Anam, di Bojonegoro, Jawa Timur, Selasa mengatakan bahwa perlu dipahami bahwa pajak tersebut nantinya akan dipergunakan untuk kepentingan masyarakat seperti pembiayaan jaminan sosial, pembangunan infrastruktur dan lainnya.
"Jika masyarakat paham ada efek baik yang bisa dirasakan, saya yakin tidak akan ada gejolak," kata Anam.
Anam menambahkan, dengan memberikan pemahaman kepada masyarakat terkait kenaikan PPN, dan bukan hanya berbicara soal kepentingan pemerintah saja, hal tersebut menjadi salah satu langkah mitigasi yang bisa dilakukan.
"Pemerintah daerah harus memiliki mitigasi ekonomi terhadap naiknya PPN. Akademisi wajib mengingatkan pemerintah bagaimana efek yang muncul nantinya, terlebih jika kebijakan tersebut dilakukan saat perekonomian belum stabil," kata Anam.
Anam menyampaikan, pemerintah yang akan menerapkan kenaikan PPN dari 11 persen menjadi 12 persen per 1 Januari 2025 tersebut, memang berpotensi memunculkan pro dan kontra di tengah masyarakat.
"Sehingga pemerintah daerah harus menyiapkan mitigasi agar aktivitas perekonomian warga tetap berjalan baik," terangnya.
Menurut dia, ada dua alasan PPN naik menjadi 12 persen, pertama, pemerintah saat ini, memiliki program prioritas yang menguras Anggaran Pendapatan dan Belanja Negara (APBN), sehingga dibutuhkan penerimaan negara lebih banyak.

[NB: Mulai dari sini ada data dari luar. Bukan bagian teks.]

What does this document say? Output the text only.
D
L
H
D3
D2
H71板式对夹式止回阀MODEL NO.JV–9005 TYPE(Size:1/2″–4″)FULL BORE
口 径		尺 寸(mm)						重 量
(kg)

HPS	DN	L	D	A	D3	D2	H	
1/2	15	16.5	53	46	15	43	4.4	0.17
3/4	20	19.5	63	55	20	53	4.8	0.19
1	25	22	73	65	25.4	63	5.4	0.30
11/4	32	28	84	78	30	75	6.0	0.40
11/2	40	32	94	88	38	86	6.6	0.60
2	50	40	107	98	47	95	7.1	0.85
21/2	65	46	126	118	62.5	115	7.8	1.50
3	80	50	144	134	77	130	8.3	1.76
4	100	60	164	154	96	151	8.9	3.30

Kemudian, alasan kedua, pada 2025 ada utang luar negeri yang jatuh tempo dan harus dibayar.
"Jika dilihat dari efek yang akan muncul, justru masyarakat kelas menengah yang kena imbasnya," lanjut Anam.
Menurutnya, masyarakat kelas menengah juga masuk dalam kategori rentang, dikarenakan dengan kenaikan PPN tersebut akan menyebabkan daya beli yang menurun, namun tidak diimbangi dengan naiknya pendapatan.
Ia menilai, kelompok masyarakat kelas menengah tidak memiliki banyak instrumen perlindungan sosial. Perlindungan sosial banyak diberikan pada masyarakat kelas bawah.